I wasn’t sure I’d survive the 2010 holiday season, gasping for New Year’s air after the most gut-wrenching experience of my life. It left me damaged. I’ve learned a mother lode bout ego, greed and betrayal and I’ve woken up (rudely) to the fact that “family” as you once knew it can evaporate when agonizingly tough decisions must be made and when ego prevails.
As baby boomers, we’re faced with tests pertaining to the topic of aging parents for which we couldn’t possibly study. We’re not perfect. Because we don’t have all the answers at times when we need them most, we fall prey to potentially precarious situations—ok, people—even as we scratch and claw, trying desperately and honestly “to do the right thing,” whatever that is. We do this even if the parent/child relationship hasn’t been ideal, if it’s left scars we’ll carry ‘till parents’ death do us part. Yes, we’ve heard the advice, thank you. “Forget about it and go on with your life. That was then: This is now.” Mom’s voice, whether kind or not, is always with me.
Brothers and Sisters
Pre-Christmas 2010, I devoured a holiday post by Mark Lachs, M. D., on Huff Post. “Yeah, he really gets this,” I said out loud, happy to have “company.” He’s director of geriatrics for the New York Presbyterian Health System, and among his keenly astute observations:
1) You don’t really believe those sibling rivalries actually died when you left the sandbox or moved out, do you?
2) Another point: Family caregiving is a decidedly sexist business; caregivers are overwhelmingly adult daughters or other women in the family even when there are many adult sons. Men, step up to the plate, and at the very least don’t criticize your sister if she’s doing the heavy lifting until you do some yourself.
Never Leave
Things would have been quite different if I had stayed in Charlotte, never venturing to New York, Houston, Denver, San Antonio, London—that was “me”—Auckland, Los Angeles and Orange County. Truth is, I couldn’t wait to sew my wanderlust seeds, even as a child. I thought I didn’t really “belong” on the East Coast—wasn’t sure where I did.
I could have supervised things better if I’d been near my mother as she began to fail on a multi-system level, with Alzheimer’s the most unwelcome perpetrator. I, however, chose to do as she’d told me to do: to live my life. Then she began to lose herself and begged me to return from beloved New Zealand, to relinquish my hard-earned residency.
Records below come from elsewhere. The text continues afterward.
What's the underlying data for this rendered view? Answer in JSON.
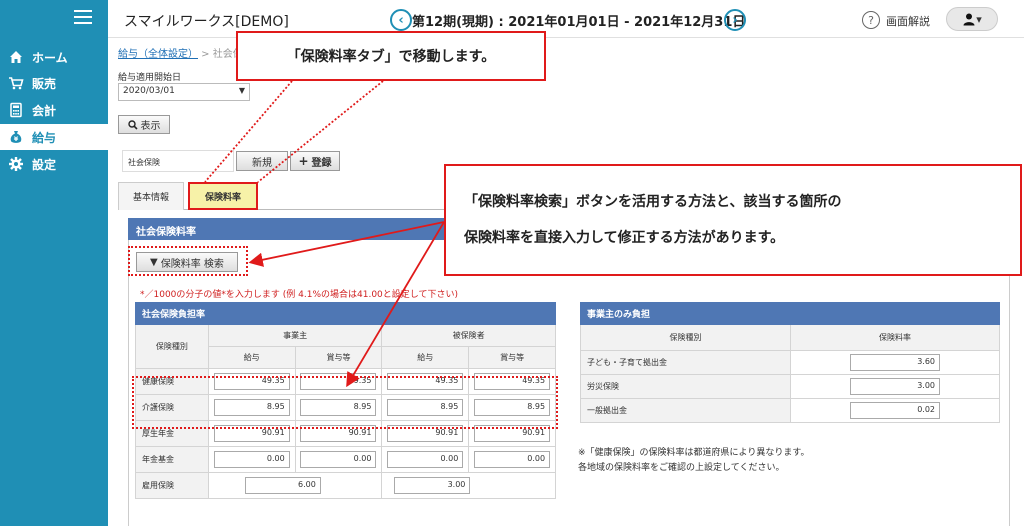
{
  "sidebar": {
    "items": [
      {
        "label": "ホーム",
        "icon": "home-icon"
      },
      {
        "label": "販売",
        "icon": "cart-icon"
      },
      {
        "label": "会計",
        "icon": "calculator-icon"
      },
      {
        "label": "給与",
        "icon": "money-bag-icon"
      },
      {
        "label": "設定",
        "icon": "gear-icon"
      }
    ],
    "active": "給与"
  },
  "header": {
    "company": "スマイルワークス[DEMO]",
    "period": "第12期(現期) : 2021年01月01日 - 2021年12月31日",
    "help_label": "画面解説"
  },
  "breadcrumb": {
    "link": "給与（全体設定）",
    "sep": " > ",
    "current": "社会保"
  },
  "filters": {
    "date_label": "給与適用開始日",
    "date_value": "2020/03/01",
    "show_button": "表示",
    "insurance_label": "社会保険",
    "new_button": "新規",
    "register_button": "登録"
  },
  "tabs": [
    {
      "label": "基本情報"
    },
    {
      "label": "保険料率"
    }
  ],
  "panel": {
    "title": "社会保険料率",
    "search_button": "保険料率 検索",
    "note": "*／1000の分子の値*を入力します (例 4.1%の場合は41.00と設定して下さい)"
  },
  "main_table": {
    "title": "社会保険負担率",
    "col_type": "保険種別",
    "group_employer": "事業主",
    "group_insured": "被保険者",
    "sub_salary": "給与",
    "sub_bonus": "賞与等",
    "rows": [
      {
        "label": "健康保険",
        "values": [
          "49.35",
          "49.35",
          "49.35",
          "49.35"
        ]
      },
      {
        "label": "介護保険",
        "values": [
          "8.95",
          "8.95",
          "8.95",
          "8.95"
        ]
      },
      {
        "label": "厚生年金",
        "values": [
          "90.91",
          "90.91",
          "90.91",
          "90.91"
        ]
      },
      {
        "label": "年金基金",
        "values": [
          "0.00",
          "0.00",
          "0.00",
          "0.00"
        ]
      },
      {
        "label": "雇用保険",
        "values": [
          "6.00",
          "",
          "3.00",
          ""
        ]
      }
    ]
  },
  "employer_table": {
    "title": "事業主のみ負担",
    "col_type": "保険種別",
    "col_rate": "保険料率",
    "rows": [
      {
        "label": "子ども・子育て拠出金",
        "value": "3.60"
      },
      {
        "label": "労災保険",
        "value": "3.00"
      },
      {
        "label": "一般拠出金",
        "value": "0.02"
      }
    ]
  },
  "note": {
    "line1": "※「健康保険」の保険料率は都道府県により異なります。",
    "line2": "各地域の保険料率をご確認の上設定してください。"
  },
  "callouts": {
    "tab": "「保険料率タブ」で移動します。",
    "method_line1": "「保険料率検索」ボタンを活用する方法と、該当する箇所の",
    "method_line2": "保険料率を直接入力して修正する方法があります。"
  },
  "colors": {
    "sidebar": "#1f8fb5",
    "header_blue": "#4f77b4",
    "callout_red": "#e01a1a",
    "tab_yellow": "#f7f2a8"
  }
}
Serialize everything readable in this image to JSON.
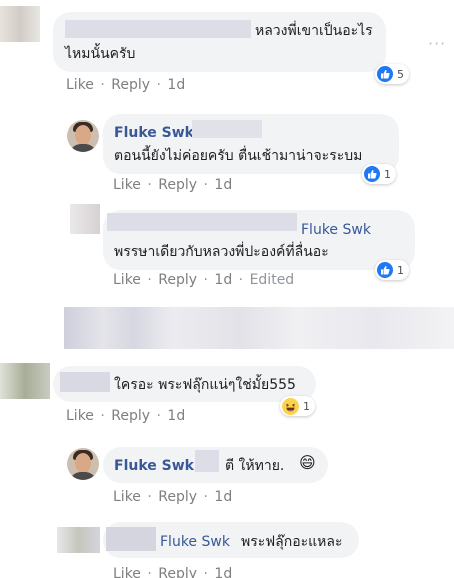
{
  "actions": {
    "like": "Like",
    "reply": "Reply",
    "separator": "·",
    "time": "1d",
    "edited": "Edited"
  },
  "more_options": "···",
  "comments": [
    {
      "line1": "หลวงพี่เขาเป็นอะไร",
      "line2": "ไหมนั้นครับ",
      "reaction": {
        "type": "like",
        "count": "5"
      }
    },
    {
      "author": "Fluke Swk",
      "text": "ตอนนี้ยังไม่ค่อยครับ ตื่นเช้ามาน่าจะระบม",
      "reaction": {
        "type": "like",
        "count": "1"
      }
    },
    {
      "mention": "Fluke Swk",
      "text": "พรรษาเดียวกับหลวงพี่ปะองค์ที่ลื่นอะ",
      "reaction": {
        "type": "like",
        "count": "1"
      }
    },
    {
      "text": "ใครอะ พระฟลุ๊กแน่ๆใช่มั้ย555",
      "reaction": {
        "type": "haha",
        "count": "1"
      }
    },
    {
      "author": "Fluke Swk",
      "text": "ตี ให้ทาย.",
      "emoji": "😄"
    },
    {
      "mention": "Fluke Swk",
      "text": "พระฟลุ๊กอะแหละ"
    }
  ]
}
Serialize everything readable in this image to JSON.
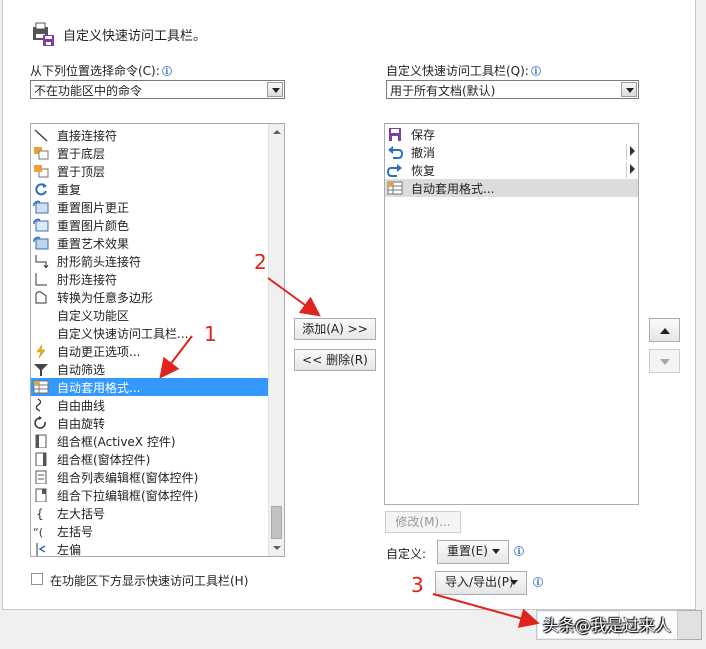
{
  "dialog": {
    "title": "自定义快速访问工具栏。",
    "title_icon": "quick-access-toolbar-icon"
  },
  "left": {
    "label": "从下列位置选择命令(C):",
    "combo_value": "不在功能区中的命令",
    "items": [
      {
        "label": "直接连接符",
        "icon": "line-icon"
      },
      {
        "label": "置于底层",
        "icon": "send-to-back-icon"
      },
      {
        "label": "置于顶层",
        "icon": "bring-to-front-icon"
      },
      {
        "label": "重复",
        "icon": "repeat-icon"
      },
      {
        "label": "重置图片更正",
        "icon": "reset-picture-icon"
      },
      {
        "label": "重置图片颜色",
        "icon": "reset-color-icon"
      },
      {
        "label": "重置艺术效果",
        "icon": "reset-effect-icon"
      },
      {
        "label": "肘形箭头连接符",
        "icon": "elbow-arrow-icon"
      },
      {
        "label": "肘形连接符",
        "icon": "elbow-connector-icon"
      },
      {
        "label": "转换为任意多边形",
        "icon": "freeform-icon"
      },
      {
        "label": "自定义功能区",
        "icon": ""
      },
      {
        "label": "自定义快速访问工具栏...",
        "icon": ""
      },
      {
        "label": "自动更正选项...",
        "icon": "lightning-icon"
      },
      {
        "label": "自动筛选",
        "icon": "filter-icon"
      },
      {
        "label": "自动套用格式...",
        "icon": "autoformat-icon"
      },
      {
        "label": "自由曲线",
        "icon": "scribble-icon"
      },
      {
        "label": "自由旋转",
        "icon": "rotate-icon"
      },
      {
        "label": "组合框(ActiveX 控件)",
        "icon": "combobox-icon"
      },
      {
        "label": "组合框(窗体控件)",
        "icon": "combobox-form-icon"
      },
      {
        "label": "组合列表编辑框(窗体控件)",
        "icon": "combo-list-icon"
      },
      {
        "label": "组合下拉编辑框(窗体控件)",
        "icon": "combo-dropdown-icon"
      },
      {
        "label": "左大括号",
        "icon": "left-brace-icon"
      },
      {
        "label": "左括号",
        "icon": "left-paren-icon"
      },
      {
        "label": "左偏",
        "icon": "left-offset-icon"
      }
    ],
    "selected_index": 14,
    "checkbox_label": "在功能区下方显示快速访问工具栏(H)"
  },
  "right": {
    "label": "自定义快速访问工具栏(Q):",
    "combo_value": "用于所有文档(默认)",
    "items": [
      {
        "label": "保存",
        "icon": "save-icon",
        "submenu": false
      },
      {
        "label": "撤消",
        "icon": "undo-icon",
        "submenu": true
      },
      {
        "label": "恢复",
        "icon": "redo-icon",
        "submenu": true
      },
      {
        "label": "自动套用格式...",
        "icon": "autoformat-icon",
        "submenu": false
      }
    ],
    "highlight_index": 3,
    "modify_label": "修改(M)...",
    "customize_label": "自定义:",
    "reset_label": "重置(E)",
    "import_export_label": "导入/导出(P)"
  },
  "middle": {
    "add_label": "添加(A) >>",
    "remove_label": "<< 删除(R)"
  },
  "annotations": {
    "n1": "1",
    "n2": "2",
    "n3": "3",
    "color": "#e0231c"
  },
  "watermark": "头条@我是过来人"
}
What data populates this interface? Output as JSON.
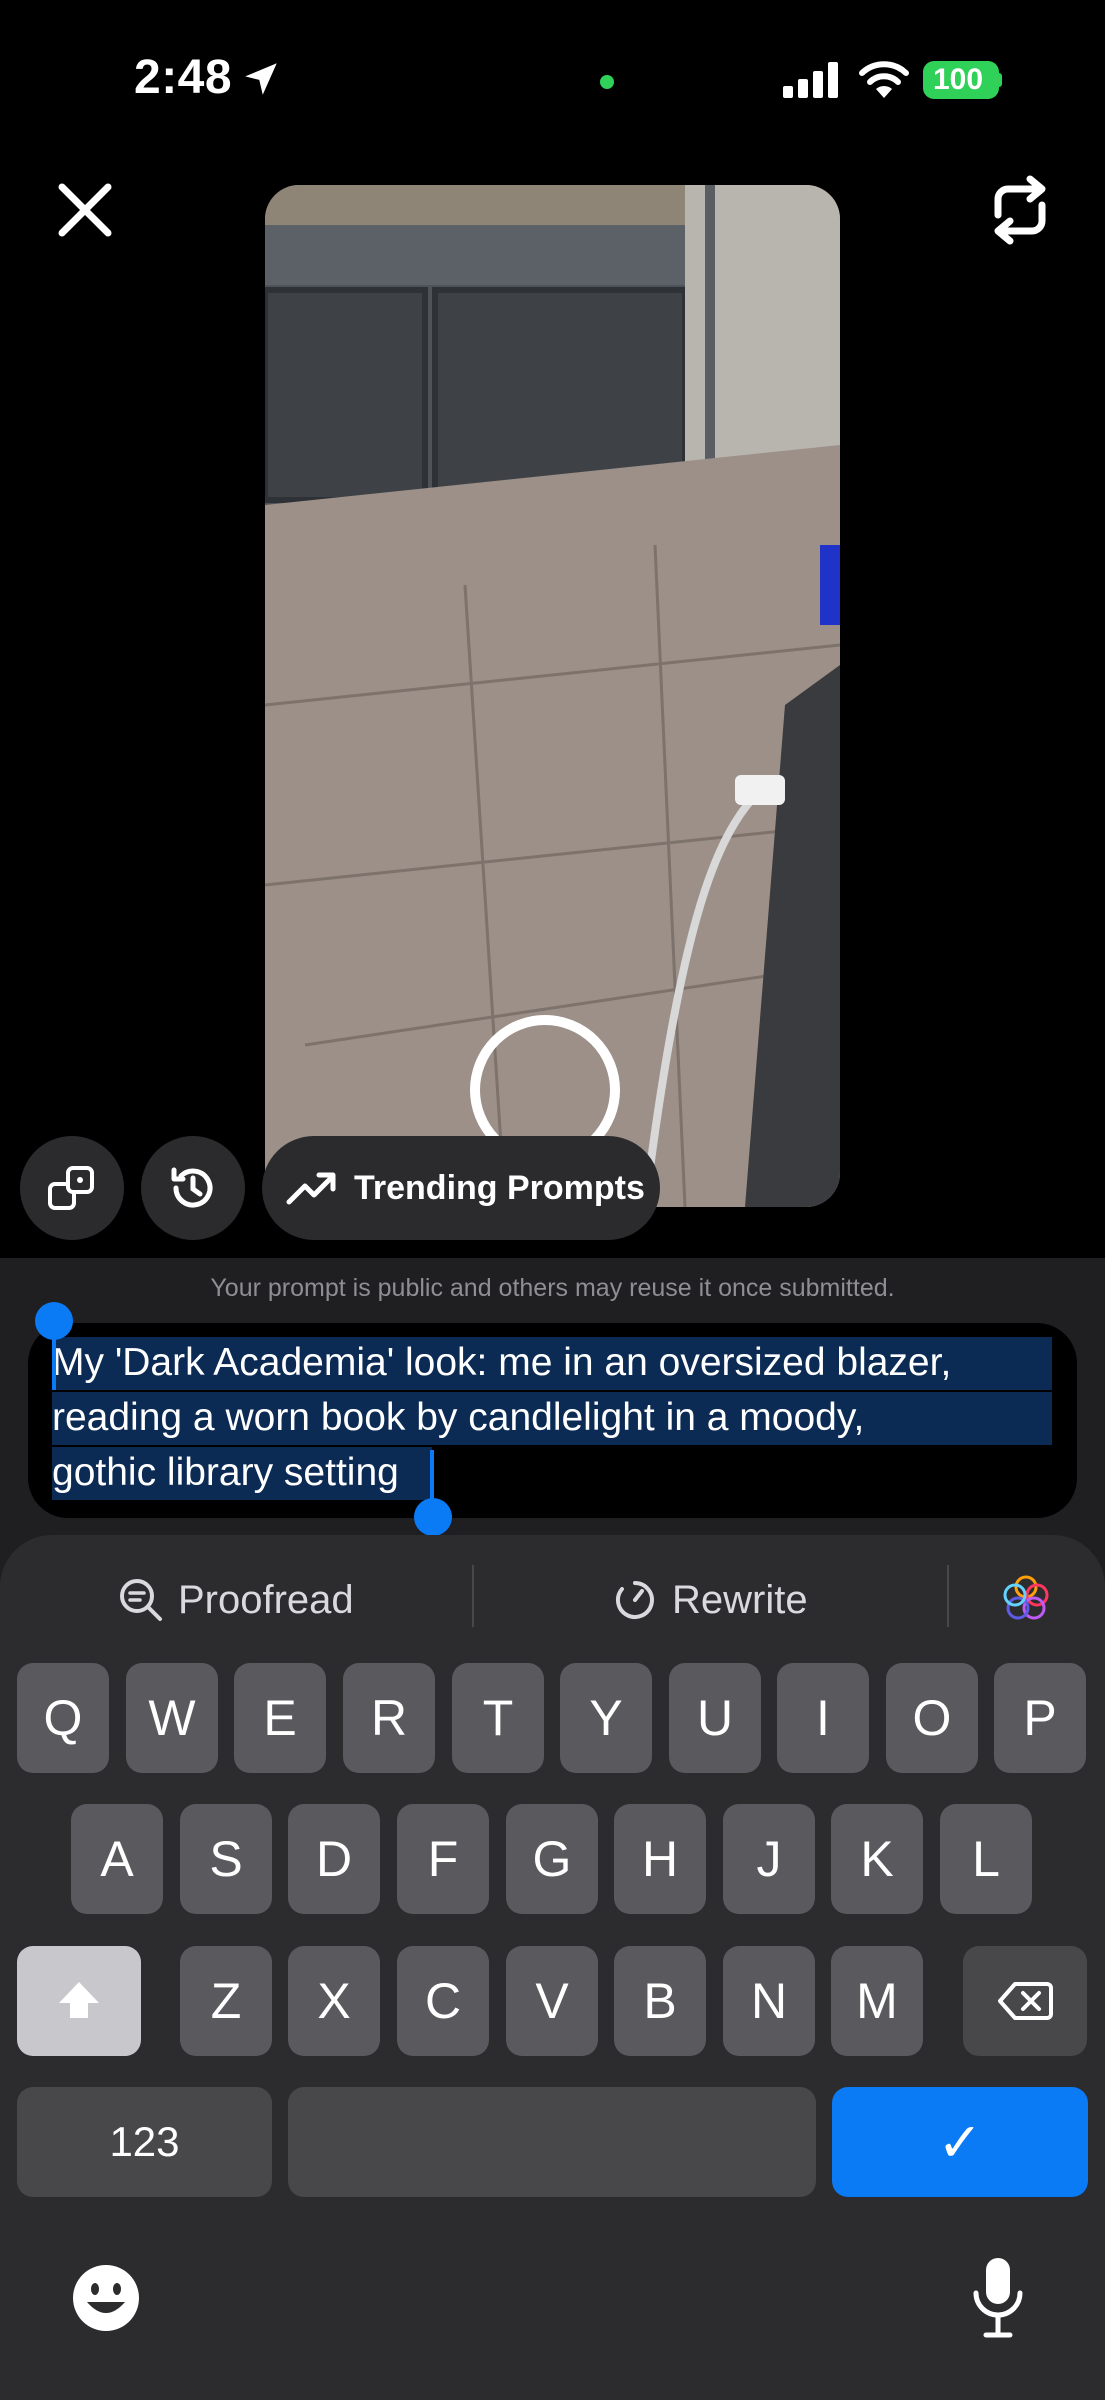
{
  "status_bar": {
    "time": "2:48",
    "battery": "100"
  },
  "action_bar": {
    "trending_label": "Trending Prompts"
  },
  "prompt": {
    "notice": "Your prompt is public and others may reuse it once submitted.",
    "lines": [
      "My 'Dark Academia' look: me in an oversized blazer,",
      "reading a worn book by candlelight in a moody,",
      "gothic library setting"
    ]
  },
  "keyboard": {
    "tools": {
      "proofread": "Proofread",
      "rewrite": "Rewrite"
    },
    "row1": [
      "Q",
      "W",
      "E",
      "R",
      "T",
      "Y",
      "U",
      "I",
      "O",
      "P"
    ],
    "row2": [
      "A",
      "S",
      "D",
      "F",
      "G",
      "H",
      "J",
      "K",
      "L"
    ],
    "row3": [
      "Z",
      "X",
      "C",
      "V",
      "B",
      "N",
      "M"
    ],
    "numbers_key": "123",
    "return_key": "✓"
  },
  "colors": {
    "accent": "#0a7af5",
    "battery": "#30d158",
    "panel": "#1f1f21",
    "keyboard": "#2c2c2e"
  }
}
I did come “home” summer of 2007—for six months with her—and when I left, she cried. Then I cried. I could never please her, it seemed, especially when she obviously needed me most. I bear that guilt, for all she wanted was family around her as she began her end. It’s what we all want. It’s what families do. But when another family member is close and doesn’t share the burden, chaos can reign. Someone has to do something when bad decisions are being made.
In her Sleep
I can’t go back and “do it again.” Mom died July 2010 of cardiac arrest, and she was ready. I was ready for her, too, for it was all too devastating to count all the problems she had, from which she’d never recover. I did promise to see her almost daily in the last few months, to apply her mascara, match her shoes to her clothes, treat her with chocolate and nag her caregivers about minutia important only to me.
She’d lost so much: her fierce independence, her friends who were afraid of mirroring themselves, her memory, her movement, her ability to speak and understand, control of her bodily functions and much more. But no matter where I was in this world, she never really lost me.